November 21, 2023 (Investorideas.com Newswire) Crude oil prices have stabilized near the recent peak they reached last Friday, with gains of around 2.7% at $77.50 per barrel. This was attributed to concerns about the new sanctions imposed by the European Union on Russian oil, coinciding with increasing expectations of further OPEC cuts. This comes after the global economic slowdown has recently encouraged oil sellers.
OPEC+ is set to meet later this month, with the group believing that there may be a need for further production cuts to maintain oil prices above $80 per barrel. OPEC faced a strong reaction when it began supply reduction measures.
I believe that a potential factor for a decline in crude oil prices is the Venezuelan crisis. South American countries continue to take steps to boost production after the lifting of sanctions, potentially returning to suitable production levels by 2024, adding an additional challenge to oil supply and demand dynamics.
It is likely that U.S. inventories will see a slight increase this week, contributing to the continuation of the overall downward trend. Last week also witnessed an increase in U.S. oil inventories, the first in three weeks. I think this usually serves as an indicator of future production increases, supporting a further decline in prices.

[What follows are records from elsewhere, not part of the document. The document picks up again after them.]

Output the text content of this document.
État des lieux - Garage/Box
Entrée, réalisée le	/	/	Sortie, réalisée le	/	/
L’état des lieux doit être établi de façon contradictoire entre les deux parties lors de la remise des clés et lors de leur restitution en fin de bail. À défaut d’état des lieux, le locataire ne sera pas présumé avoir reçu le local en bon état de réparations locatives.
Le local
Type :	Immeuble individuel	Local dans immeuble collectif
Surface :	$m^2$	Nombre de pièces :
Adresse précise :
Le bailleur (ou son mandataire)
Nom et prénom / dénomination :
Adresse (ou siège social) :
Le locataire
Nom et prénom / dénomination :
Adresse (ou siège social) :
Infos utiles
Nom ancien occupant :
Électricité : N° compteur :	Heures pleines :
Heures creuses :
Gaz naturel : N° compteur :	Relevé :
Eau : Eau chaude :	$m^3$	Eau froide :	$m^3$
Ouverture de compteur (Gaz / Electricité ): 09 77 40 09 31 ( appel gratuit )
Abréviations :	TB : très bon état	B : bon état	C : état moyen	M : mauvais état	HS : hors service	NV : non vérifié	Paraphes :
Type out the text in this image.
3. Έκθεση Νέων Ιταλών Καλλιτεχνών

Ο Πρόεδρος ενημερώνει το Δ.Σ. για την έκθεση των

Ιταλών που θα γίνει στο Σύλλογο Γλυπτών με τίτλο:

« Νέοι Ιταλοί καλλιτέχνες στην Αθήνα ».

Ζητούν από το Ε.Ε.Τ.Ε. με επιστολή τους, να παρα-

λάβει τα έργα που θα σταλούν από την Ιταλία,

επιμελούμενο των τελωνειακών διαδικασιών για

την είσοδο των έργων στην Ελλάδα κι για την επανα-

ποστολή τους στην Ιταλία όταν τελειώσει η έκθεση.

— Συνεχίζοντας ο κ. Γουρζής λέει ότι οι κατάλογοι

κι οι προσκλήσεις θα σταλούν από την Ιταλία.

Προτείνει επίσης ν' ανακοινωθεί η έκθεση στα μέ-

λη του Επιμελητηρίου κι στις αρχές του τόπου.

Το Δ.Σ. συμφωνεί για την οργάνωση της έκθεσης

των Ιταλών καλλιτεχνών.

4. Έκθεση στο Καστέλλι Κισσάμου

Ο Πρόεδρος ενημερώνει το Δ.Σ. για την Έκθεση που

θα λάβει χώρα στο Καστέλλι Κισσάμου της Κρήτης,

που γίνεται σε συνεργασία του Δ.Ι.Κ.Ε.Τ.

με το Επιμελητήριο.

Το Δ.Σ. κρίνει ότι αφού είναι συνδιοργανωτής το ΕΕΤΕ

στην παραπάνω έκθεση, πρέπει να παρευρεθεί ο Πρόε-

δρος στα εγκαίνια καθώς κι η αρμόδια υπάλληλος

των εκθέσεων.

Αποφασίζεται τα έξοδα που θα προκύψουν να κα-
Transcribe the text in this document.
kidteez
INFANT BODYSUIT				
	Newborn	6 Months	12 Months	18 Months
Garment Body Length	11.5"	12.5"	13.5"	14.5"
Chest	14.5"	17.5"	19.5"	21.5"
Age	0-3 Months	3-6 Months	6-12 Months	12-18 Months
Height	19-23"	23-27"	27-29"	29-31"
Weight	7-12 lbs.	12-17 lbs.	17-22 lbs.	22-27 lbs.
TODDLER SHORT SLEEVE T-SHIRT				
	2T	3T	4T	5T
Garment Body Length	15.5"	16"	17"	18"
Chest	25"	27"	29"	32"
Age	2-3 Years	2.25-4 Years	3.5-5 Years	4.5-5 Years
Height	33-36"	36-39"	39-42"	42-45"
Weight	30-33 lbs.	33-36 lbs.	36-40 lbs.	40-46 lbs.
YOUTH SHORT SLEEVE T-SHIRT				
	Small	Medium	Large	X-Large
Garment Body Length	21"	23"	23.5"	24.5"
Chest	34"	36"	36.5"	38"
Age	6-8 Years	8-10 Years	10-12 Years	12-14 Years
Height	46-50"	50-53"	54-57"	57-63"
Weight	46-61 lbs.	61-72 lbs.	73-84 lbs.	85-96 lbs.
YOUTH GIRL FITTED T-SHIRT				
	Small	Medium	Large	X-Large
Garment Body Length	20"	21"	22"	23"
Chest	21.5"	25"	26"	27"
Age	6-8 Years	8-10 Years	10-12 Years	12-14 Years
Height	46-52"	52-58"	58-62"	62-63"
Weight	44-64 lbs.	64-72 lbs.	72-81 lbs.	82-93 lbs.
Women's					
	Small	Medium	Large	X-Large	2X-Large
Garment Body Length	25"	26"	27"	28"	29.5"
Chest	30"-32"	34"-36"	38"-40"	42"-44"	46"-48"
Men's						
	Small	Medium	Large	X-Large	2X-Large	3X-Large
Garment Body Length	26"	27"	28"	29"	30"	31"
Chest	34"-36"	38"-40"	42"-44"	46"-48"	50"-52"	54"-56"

Russia, the largest oil producer, and Saudi Arabia have consistently reduced their production throughout the year, leading to a decrease in global oil inventories and restraining the growth of global crude oil production in 2023. This aligns with the efforts of other OPEC+ members to maintain production at agreed-upon targets, further restricting global crude oil supply in 2023.
The Energy Information Administration expects the average OPEC+ crude oil production to be 38.2 million barrels per day in 2023, a decrease of 1.4 million barrels per day from 2022. This figure is expected to further decrease to 37.8 million barrels per day in 2024. With an expected increase in oil production outside OPEC by 2.2 million barrels per day in 2023, and continued growth in 2024 due to new projects in North and South America, I believe that the increasing production from outside OPEC, especially from the United States and Canada, will have a negative impact on medium- to long-term prices.
In my opinion, the main factor contributing to the expected decline in oil demand is concerns surrounding global economic development, with China and the Eurozone leading these worries. Many countries will face conditions of "inflationary recession" due to rising interest rates and inflation. The tight monetary policies adopted by most central banks worldwide have hindered both consumer and corporate activities. However, if China succeeds in stimulating its economy in response to the recent disappointing economic reports, there may be a sustained upward trend in oil prices in the near future.
From the above chart, the Energy Information Administration's expectations become clear: a combination of production cuts and increased demand is anticipated to lead to a decrease in global oil inventories, consequently causing oil prices to rise by the end of this year.
In the agency's research report, attention is drawn to the shift in global oil inventories from an increase in the first half to a decrease in the second half of 2023. During the first half, oil inventories increased at a daily rate of 600,000 barrels, and it is expected that this rate will decrease to 400,000 barrels per day in the second half. This suggests modest increases in inventories during 2024, which could negatively impact prices in the future.
Technical Analysis of the Oil (WTI) Prices:
The analysis of today's oil market suggests that the average production of OPEC+ crude oil may reach 38.2 million barrels per day for the remainder of 2023. This is approximately 1.4 million barrels per day less than the production in the same period of 2022. It is expected that oil prices will rise in the fourth quarter above the $100 per barrel level. However, this scenario remains a subject of debate regarding whether the price can sustainably close above this level after a strong third-quarter performance.
From my perspective, technical analysis indicates the difficulty of surpassing the current price resistance at $77.50 per barrel due to the price entering the overbought zone and the emergence of negative signals on the charts of technical indicators. As for the expected upward scenario between $95-100 for Brent crude and $90-95 for crude oil, it seems unrealistic currently in the face of declining oil demand. This coincides with the expectations of the U.S. Energy Information Administration for lower prices in the future, given the current decrease in oil demand.
From a technical standpoint, both crude oil and Brent crude saw an increase today, with both rising by approximately 2.7%. Some technical indicators suggest the possibility of the current recovery continuing within the overbought zone, as the daily candle closed near the peak. Despite the downward price gap during the weekend, oil prices continued to rise, now facing stubborn resistance near the 200-day moving average, which is around $78.13.
Looking at the chart, the price movement still maintains an overall bearish trend, and there needs to be a daily closing candle above the $78.55 level to confirm any continuation of the current upward movement. This would be a positive sign that prices could rise, reaching levels around $80 per barrel. However, the failure to break the mentioned resistance could lead to a retest of recent support levels or a potential new decline targeting the support zone at $70.12.